Last week I visited the Cedars of God.
Lebanon is beautiful. As you approach by air from the South or East a thousand miles of desert fail to clamber over the Anti-Lebanon Mountains and into the Beqaa Valley. Suddenly the valley displays a patchwork of farmland which soothes the desert weary eye, and somewhere down there the ancient town of Baalbek preserves its Roman glory. As you pass beyond Beqaa and over the Lebanon Mountains, still snow streaked in early June, the wonders of Lebanon instantly unfold before you. North and North West from here, the huge Anatolian Plateau kept the ancients clinging to the coastline, and West stretches the vast Mediterranean. It’s easy to see why the Gods chose this wonderful place.
Driving North from Beirut two days later, we passed Byblos, which gave its name to the Bible, and eventually struck East into the Wadi Qadisha (Aramaic for Holy), which Christians call the Valley Qannoubine. Past monasteries clinging to the hillside, and glimpsing the summer residence of the Maronite Partiarch, we climbed for 35 kilometres towards the source of the Nahr Qadisha (Holy River), and finally to Bsharry, hometown of the mystic, Khalil Gibran.
Beyond Bsharry the mountains reach 5000 ft, and here – defiantly penned just below the treeline – the Cedars of God are making their last stand against 6000 years of abuse which began when Gligamesh slew the forest protector, Humbaba. Sellers of cedar curios have set up their stalls to harvest the passing dollars and lebanese pounds.
Cedar sellers of Bsharry
The first problem for the Cedar was that it was just too perfect – truly a gift from the Gods. Cedars need 200 years to reach maturity, and may live for 1500 years or more. This slow growth guarantees a fine grain and a wonderful wood which resists the action of water and emits a lovely scent which is a useful moth repellant (and can reputedly last for centuries). Furniture makers, boat builders and architects all loved it. The second challenge for Cedrus libani was its central location between deserts and oceans at the crossroads of ancient civilisations.
Civilisations will wax and wane, but an exploitation once learned is not forgotten.

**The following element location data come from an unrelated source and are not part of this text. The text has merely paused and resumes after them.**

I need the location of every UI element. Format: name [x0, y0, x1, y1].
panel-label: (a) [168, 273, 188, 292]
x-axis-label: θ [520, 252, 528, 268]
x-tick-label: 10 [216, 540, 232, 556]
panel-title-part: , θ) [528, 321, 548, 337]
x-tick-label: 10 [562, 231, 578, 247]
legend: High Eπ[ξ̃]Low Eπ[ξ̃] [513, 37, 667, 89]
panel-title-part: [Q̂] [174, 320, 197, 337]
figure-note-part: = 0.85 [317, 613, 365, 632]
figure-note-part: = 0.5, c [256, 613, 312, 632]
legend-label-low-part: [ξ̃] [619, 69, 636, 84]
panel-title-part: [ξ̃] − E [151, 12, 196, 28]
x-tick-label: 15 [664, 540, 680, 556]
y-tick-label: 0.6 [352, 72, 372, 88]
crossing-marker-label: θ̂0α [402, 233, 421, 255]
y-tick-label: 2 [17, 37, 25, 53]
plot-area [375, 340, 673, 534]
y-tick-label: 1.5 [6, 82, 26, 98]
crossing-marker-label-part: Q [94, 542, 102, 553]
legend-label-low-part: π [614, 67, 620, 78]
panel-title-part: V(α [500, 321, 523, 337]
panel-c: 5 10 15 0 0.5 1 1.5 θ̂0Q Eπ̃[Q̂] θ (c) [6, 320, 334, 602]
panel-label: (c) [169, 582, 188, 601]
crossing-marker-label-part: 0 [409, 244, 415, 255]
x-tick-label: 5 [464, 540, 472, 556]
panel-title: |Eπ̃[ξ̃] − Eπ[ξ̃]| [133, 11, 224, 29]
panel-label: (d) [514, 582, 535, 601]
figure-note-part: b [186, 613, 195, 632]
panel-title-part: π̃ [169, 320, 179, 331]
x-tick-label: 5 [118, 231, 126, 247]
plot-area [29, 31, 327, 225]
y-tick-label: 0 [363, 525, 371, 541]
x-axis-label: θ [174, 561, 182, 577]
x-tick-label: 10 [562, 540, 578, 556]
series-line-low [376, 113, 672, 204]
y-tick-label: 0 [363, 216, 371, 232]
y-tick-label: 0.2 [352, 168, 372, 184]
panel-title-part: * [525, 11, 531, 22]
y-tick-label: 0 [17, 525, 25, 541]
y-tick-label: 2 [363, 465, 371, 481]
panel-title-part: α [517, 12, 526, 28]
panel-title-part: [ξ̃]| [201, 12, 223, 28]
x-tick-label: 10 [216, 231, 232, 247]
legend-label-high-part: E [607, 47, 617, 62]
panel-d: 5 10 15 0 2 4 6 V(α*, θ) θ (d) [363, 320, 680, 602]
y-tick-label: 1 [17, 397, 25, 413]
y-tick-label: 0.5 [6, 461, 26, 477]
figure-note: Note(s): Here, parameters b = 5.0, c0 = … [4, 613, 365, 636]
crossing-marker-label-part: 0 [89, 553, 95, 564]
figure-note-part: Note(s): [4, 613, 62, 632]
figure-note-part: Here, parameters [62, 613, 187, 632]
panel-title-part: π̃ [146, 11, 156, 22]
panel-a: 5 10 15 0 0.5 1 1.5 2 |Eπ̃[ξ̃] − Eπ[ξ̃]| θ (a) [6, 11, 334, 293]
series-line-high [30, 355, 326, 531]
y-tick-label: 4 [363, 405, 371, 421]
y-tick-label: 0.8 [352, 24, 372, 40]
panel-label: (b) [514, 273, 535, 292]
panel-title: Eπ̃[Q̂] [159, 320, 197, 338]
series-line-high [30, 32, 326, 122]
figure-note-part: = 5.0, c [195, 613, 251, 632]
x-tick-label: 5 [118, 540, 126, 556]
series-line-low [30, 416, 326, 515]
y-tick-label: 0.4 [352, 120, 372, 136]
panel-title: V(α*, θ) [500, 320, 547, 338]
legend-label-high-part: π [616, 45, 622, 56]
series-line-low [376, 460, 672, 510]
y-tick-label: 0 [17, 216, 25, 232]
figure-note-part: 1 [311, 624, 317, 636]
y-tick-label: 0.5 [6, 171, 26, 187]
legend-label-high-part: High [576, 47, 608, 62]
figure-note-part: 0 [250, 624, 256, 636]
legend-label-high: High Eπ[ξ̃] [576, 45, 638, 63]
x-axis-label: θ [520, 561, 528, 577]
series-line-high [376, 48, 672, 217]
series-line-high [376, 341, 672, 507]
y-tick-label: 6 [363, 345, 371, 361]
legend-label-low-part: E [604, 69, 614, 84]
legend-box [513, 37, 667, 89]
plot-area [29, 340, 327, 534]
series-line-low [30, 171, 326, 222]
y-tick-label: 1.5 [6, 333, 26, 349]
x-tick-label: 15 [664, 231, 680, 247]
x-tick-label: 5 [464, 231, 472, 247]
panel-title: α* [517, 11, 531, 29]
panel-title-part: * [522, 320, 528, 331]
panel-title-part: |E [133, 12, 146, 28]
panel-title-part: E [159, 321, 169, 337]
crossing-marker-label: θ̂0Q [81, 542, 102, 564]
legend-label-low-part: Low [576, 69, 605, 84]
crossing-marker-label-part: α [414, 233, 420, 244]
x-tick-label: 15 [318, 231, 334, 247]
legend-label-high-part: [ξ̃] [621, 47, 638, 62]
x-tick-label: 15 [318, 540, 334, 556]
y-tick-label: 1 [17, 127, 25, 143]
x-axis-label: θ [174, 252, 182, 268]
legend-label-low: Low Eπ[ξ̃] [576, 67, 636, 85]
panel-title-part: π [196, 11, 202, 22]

After Gilgamesh and the Sumerians quit the scene the Pharoahs came knocking at Phoenician doors (I guess they sent their agents) in search of imports for their boat building, and later annexed the region to secure their supply. They used the resin for mummification, and left cedar sawdust in Egyptian tombs. Meanwhile the Phoenicians, with their export business booming, needed cedar boats for their imperial antics across the Mediterranean, and soon their neighbour, King Solomon, was also busy building his famous Temple.
From the first book of Kings:
So Solomon built the house, and finished it. He lined the walls of the house on the inside with boards of cedar; from the floor of the house to the rafters of the ceiling, he covered them on the inside with wood; and he covered the floor of the house with boards of cypress. He built twenty cubits of the rear of the house with boards of cedar from the floor to the rafters, and he built this within as an inner sanctuary, as the most holy place. The house, that is, the nave in front of the inner sanctuary, was forty cubits long. The cedar within the house was carved in the form of gourds and open flowers; all was cedar, no stone was seen.
Jewish priests were ordered by Moses to use the bark in circumcision and for the treatment of leprosy and Jews burnt cedar wood on the Mount of Olives to announce the beginning of each new year.
And then their were Greeks of course, and later Romans, and many others no doubt that my incomplete history has overlooked…
And as though this were not enough, after the Ottoman Turks built their Hijaz railway (which Lawrence of Arabia later helped to destroy) they deforested all the cedar growing areas within easy transport distance of the railway to provide fuel for their wood-burning engines. Only the highest and most remote groves escaped damage, thankfully including Bsharry’s Cedars of God.
And so today the Cedars huddle against the tree line – last survivors of possibly the oldest example of organized eco-destruction. Few they may be, but they are truly the Cedars of God.